I hate the form that this question for a probability is posed. For the casual audience this does not make much sense. They will just answer 50%, and I would not be angry about this answer. It is sort of correct. You need a mathematical education to understand the problem to start with. Let me explain.

Everyone who has not met this kind of problems before will argue that the probability of the night child being a boy is 50%. That is true. The fact that the survey picks a boy the next day does not change this at all. I mean, the randomly picked boy was a boy. So what?

The problem is that the question is asking something more involved. It asks you to consider all possible random experiments. I.e., you assume a random child at night and a random pick. Then you discard those experiments that do not fit to the story.
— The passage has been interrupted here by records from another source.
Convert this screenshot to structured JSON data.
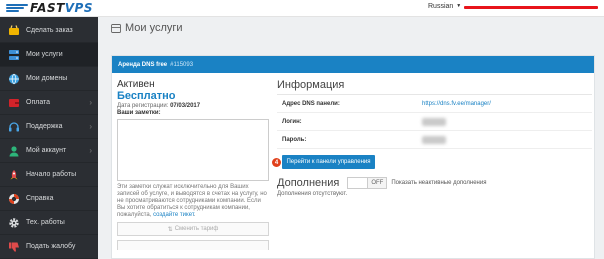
{
  "brand": {
    "logo_prefix": "FAST",
    "logo_suffix": "VPS",
    "accent": "#1a82c4",
    "sidebar_bg": "#2b2e33"
  },
  "header": {
    "language": "Russian",
    "language_caret": "▼"
  },
  "sidebar": {
    "items": [
      {
        "label": "Сделать заказ",
        "icon": "cart-icon",
        "chevron": ""
      },
      {
        "label": "Мои услуги",
        "icon": "server-icon",
        "chevron": ""
      },
      {
        "label": "Мои домены",
        "icon": "globe-icon",
        "chevron": ""
      },
      {
        "label": "Оплата",
        "icon": "wallet-icon",
        "chevron": "›"
      },
      {
        "label": "Поддержка",
        "icon": "headset-icon",
        "chevron": "›"
      },
      {
        "label": "Мой аккаунт",
        "icon": "user-icon",
        "chevron": "›"
      },
      {
        "label": "Начало работы",
        "icon": "rocket-icon",
        "chevron": ""
      },
      {
        "label": "Справка",
        "icon": "lifebuoy-icon",
        "chevron": ""
      },
      {
        "label": "Тех. работы",
        "icon": "gear-icon",
        "chevron": ""
      },
      {
        "label": "Подать жалобу",
        "icon": "thumbs-down-icon",
        "chevron": ""
      }
    ]
  },
  "main": {
    "page_title": "Мои услуги",
    "panel": {
      "heading_service": "Аренда DNS free",
      "heading_id": "#115093",
      "status": "Активен",
      "plan": "Бесплатно",
      "reg_label": "Дата регистрации:",
      "reg_date": "07/03/2017",
      "notes_label": "Ваши заметки:",
      "notes_value": "",
      "notes_help": "Эти заметки служат исключительно для Ваших записей об услуге, и выводятся в счетах на услугу, но не просматриваются сотрудниками компании. Если Вы хотите обратиться к сотрудникам компании, пожалуйста,",
      "notes_help_link": "создайте тикет",
      "notes_help_end": ".",
      "change_plan_label": "Сменить тариф",
      "change_plan_arrow": "⇅",
      "info_title": "Информация",
      "rows": [
        {
          "key": "Адрес DNS панели:",
          "value": "https://dns.fv.ee/manager/"
        },
        {
          "key": "Логин:",
          "value": ""
        },
        {
          "key": "Пароль:",
          "value": ""
        }
      ],
      "panel_button_badge": "4",
      "panel_button_label": "Перейти к панели управления",
      "addons_title": "Дополнения",
      "toggle_state": "OFF",
      "show_inactive_label": "Показать неактивные дополнения",
      "no_addons_text": "Дополнения отсутствуют."
    }
  }
}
An extreme case would be that there are no boys at daytime. Then a girl at night would not fit to the story, and all experiments that fit feature a boy at night. The Bayesian mathematics calls this a 100% probability for a boy.

For the actual case of three boys at daytime, let us assume g girls. I now follow the explanation of the video, but with different wordings and a completely different concept of thinking.

There are two cases now.

Case 1: We have a boy at night. We expect this case to happen in half of the experiments. The chance to pick a boy the next day is then 4/(4+g). We throw away all experiments where a girl is picked, i.e., g/(4+g) of them on average.

Case 2: We have a girl at night. Again this happens in half of the experiments on average. The chance to pick a boy next day is 3/(4+g). We throw away all experiments where a girl is picked.

Now imagine both cases together. In the experiments that we did not throw away we have an overhead of 4 to 3 for case 1. Thus, the Bayesian mathematics says that the chance for case one is 4/7.

There are other ways of writing this up. But they are only shortcuts of the above thought experiment. And for me, defining a precise experiment is the clearest way to think about such problems.